What are the distinctions between Zero Hour submissions and Special Mentions?

Modified on Fri, 16 May at 11:00 PM

Zero Hour submissions and Special Mentions serve different parliamentary purposes with distinct procedural requirements. Zero Hour submissions are spoken interventions raising urgent current matters, with a strict three-minute limit, where you cannot read from prepared text. Special Mentions, by contrast, must be read verbatim from your prepared and approved text.


For Zero Hour, you submit notices between 12 Noon and 5:00 PM the previous day, with fifteen selected by ballot. Each member gets exactly three minutes to speak, signaled by a bell at two minutes and automatic microphone cutoff at three minutes. You must speak rather than read your submission.


Special Mentions follow a different process under Rule 180A, where your written text is screened by the Chairman, and you must read it exactly as approved - any deviation risks the Chair's intervention. Unlike Zero Hour submissions, Special Mentions are formally recorded in parliamentary proceedings with ministerial responses required within three months.

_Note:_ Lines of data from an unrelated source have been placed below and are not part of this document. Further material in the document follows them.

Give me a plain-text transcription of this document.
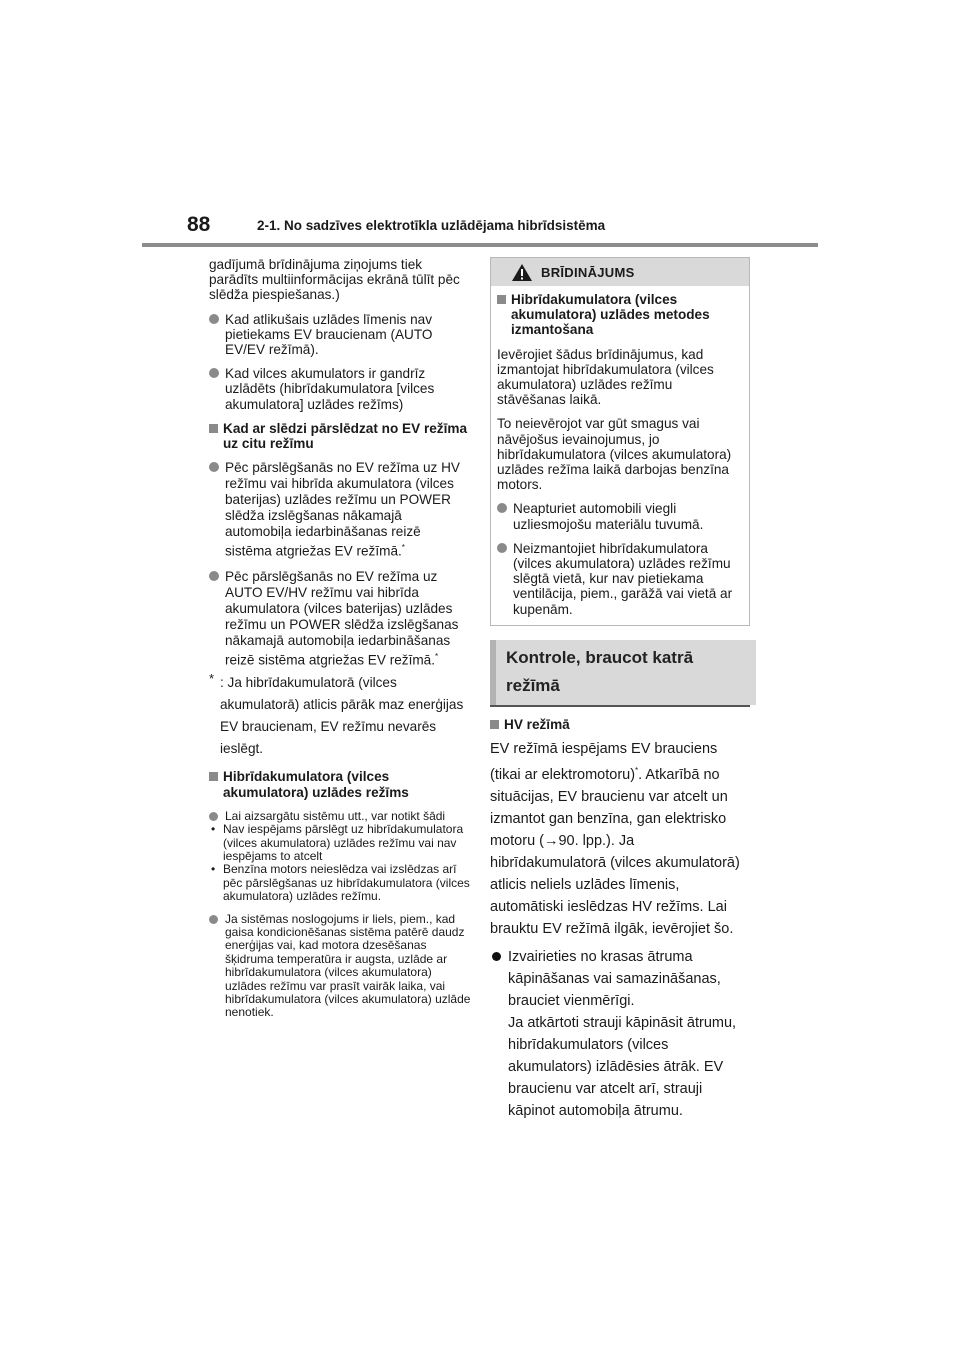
88	2-1. No sadzīves elektrotīkla uzlādējama hibrīdsistēma

gadījumā brīdinājuma ziņojums tiek parādīts multiinformācijas ekrānā tūlīt pēc slēdža piespiešanas.)

Kad atlikušais uzlādes līmenis nav pietiekams EV braucienam (AUTO EV/EV režīmā).
Kad vilces akumulators ir gandrīz uzlādēts (hibrīdakumulatora [vilces akumulatora] uzlādes režīms)
Kad ar slēdzi pārslēdzat no EV režīma uz citu režīmu
Pēc pārslēgšanās no EV režīma uz HV režīmu vai hibrīda akumulatora (vilces baterijas) uzlādes režīmu un POWER slēdža izslēgšanas nākamajā automobiļa iedarbināšanas reizē sistēma atgriežas EV režīmā.*
Pēc pārslēgšanās no EV režīma uz AUTO EV/HV režīmu vai hibrīda akumulatora (vilces baterijas) uzlādes režīmu un POWER slēdža izslēgšanas nākamajā automobiļa iedarbināšanas reizē sistēma atgriežas EV režīmā.*
* : Ja hibrīdakumulatorā (vilces akumulatorā) atlicis pārāk maz enerģijas EV braucienam, EV režīmu nevarēs ieslēgt.
Hibrīdakumulatora (vilces akumulatora) uzlādes režīms
Lai aizsargātu sistēmu utt., var notikt šādi
• Nav iespējams pārslēgt uz hibrīdakumulatora (vilces akumulatora) uzlādes režīmu vai nav iespējams to atcelt
• Benzīna motors neieslēdza vai izslēdzas arī pēc pārslēgšanas uz hibrīdakumulatora (vilces akumulatora) uzlādes režīmu.
Ja sistēmas noslogojums ir liels, piem., kad gaisa kondicionēšanas sistēma patērē daudz enerģijas vai, kad motora dzesēšanas šķidruma temperatūra ir augsta, uzlāde ar hibrīdakumulatora (vilces akumulatora) uzlādes režīmu var prasīt vairāk laika, vai hibrīdakumulatora (vilces akumulatora) uzlāde nenotiek.
BRĪDINĀJUMS
Hibrīdakumulatora (vilces akumulatora) uzlādes metodes izmantošana

Ievērojiet šādus brīdinājumus, kad izmantojat hibrīdakumulatora (vilces akumulatora) uzlādes režīmu stāvēšanas laikā.

To neievērojot var gūt smagus vai nāvējošus ievainojumus, jo hibrīdakumulatora (vilces akumulatora) uzlādes režīma laikā darbojas benzīna motors.

Neapturiet automobili viegli uzliesmojošu materiālu tuvumā.
Neizmantojiet hibrīdakumulatora (vilces akumulatora) uzlādes režīmu slēgtā vietā, kur nav pietiekama ventilācija, piem., garāžā vai vietā ar kupenām.
Kontrole, braucot katrā režīmā
HV režīmā

EV režīmā iespējams EV brauciens (tikai ar elektromotoru)*. Atkarībā no situācijas, EV braucienu var atcelt un izmantot gan benzīna, gan elektrisko motoru (→90. lpp.). Ja hibrīdakumulatorā (vilces akumulatorā) atlicis neliels uzlādes līmenis, automātiski ieslēdzas HV režīms. Lai brauktu EV režīmā ilgāk, ievērojiet šo.

Izvairieties no krasas ātruma kāpināšanas vai samazināšanas, brauciet vienmērīgi.
Ja atkārtoti strauji kāpināsit ātrumu, hibrīdakumulators (vilces akumulators) izlādēsies ātrāk. EV braucienu var atcelt arī, strauji kāpinot automobiļa ātrumu.
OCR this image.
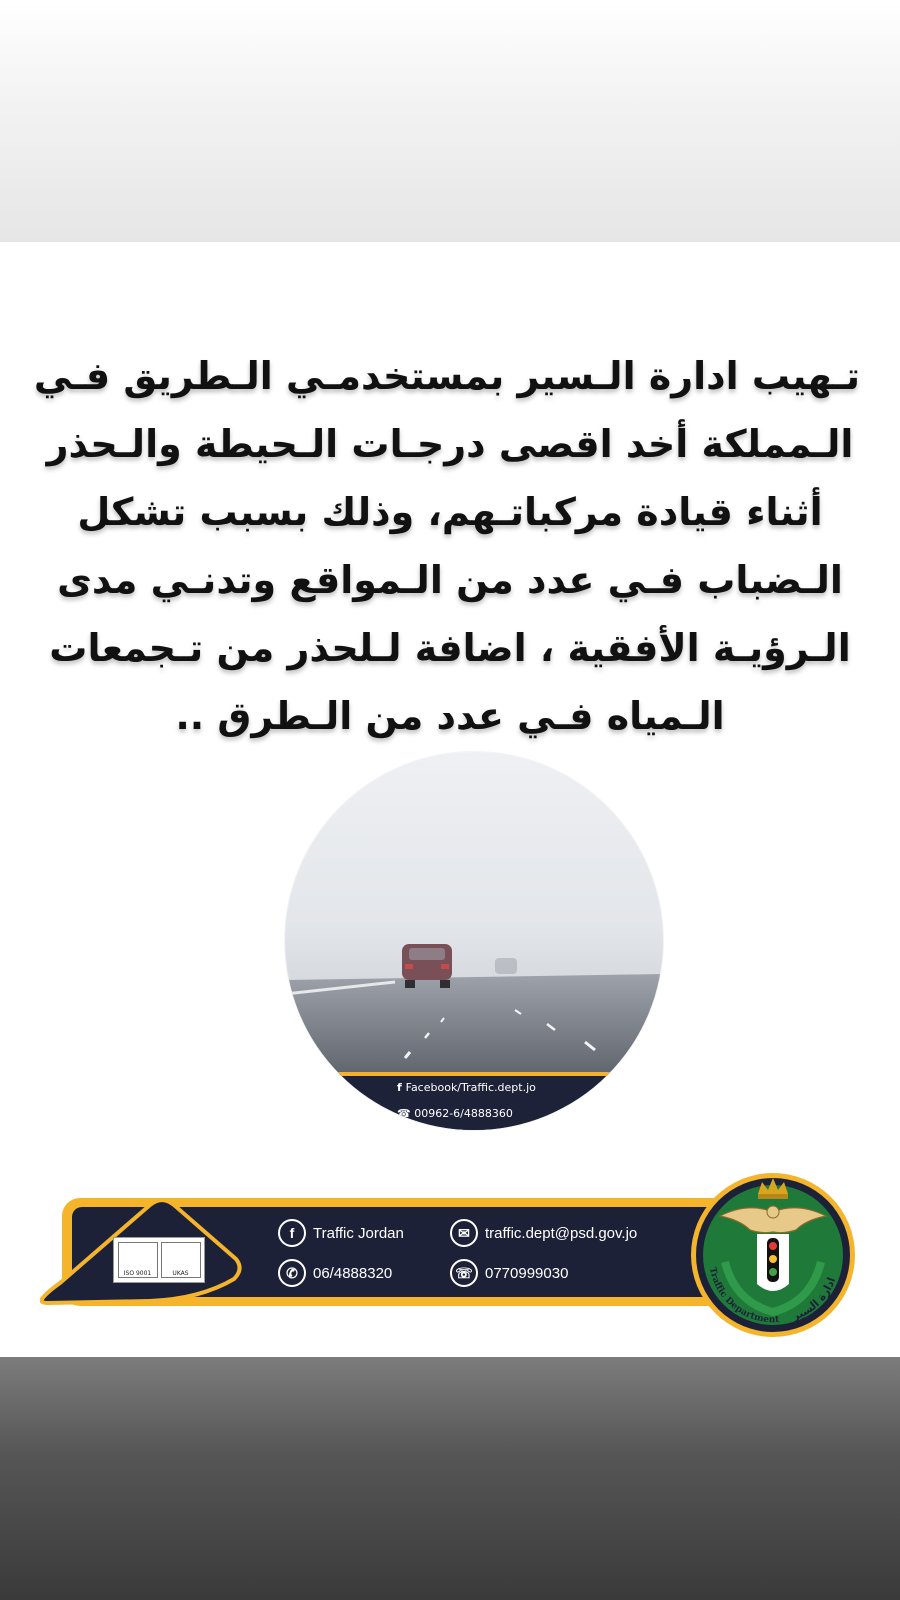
تـهيب ادارة الـسير بمستخدمـي الـطريق فـي
الـمملكة أخد اقصى درجـات الـحيطة والـحذر
أثناء قيادة مركباتـهم، وذلك بسبب تشكل
الـضباب فـي عدد من الـمواقع وتدنـي مدى
الـرؤيـة الأفقية ، اضافة لـلحذر من تـجمعات
الـمياه فـي عدد من الـطرق ..
jo	f Facebook/Traffic.dept.jo
☎ 00962-6/4888360
ISO 9001	UKAS
f	Traffic Jordan	✉	traffic.dept@psd.gov.jo
✆	06/4888320	☏ 0770999030	Traffic Department ادارة السير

The Chairman clarified on 1 August 2019: "No Member will be allowed to read the Zero Hour Submission. While speaking, they can refer to points but they cannot read whereas in the Special Mentions, they cannot speak, they have to read." Rule 9.1 establishes that "Only three minutes are to be allotted to each issue raised during the zero hour," while Rule 5.1(xi) emphasizes this limit "is to be strictly complied with."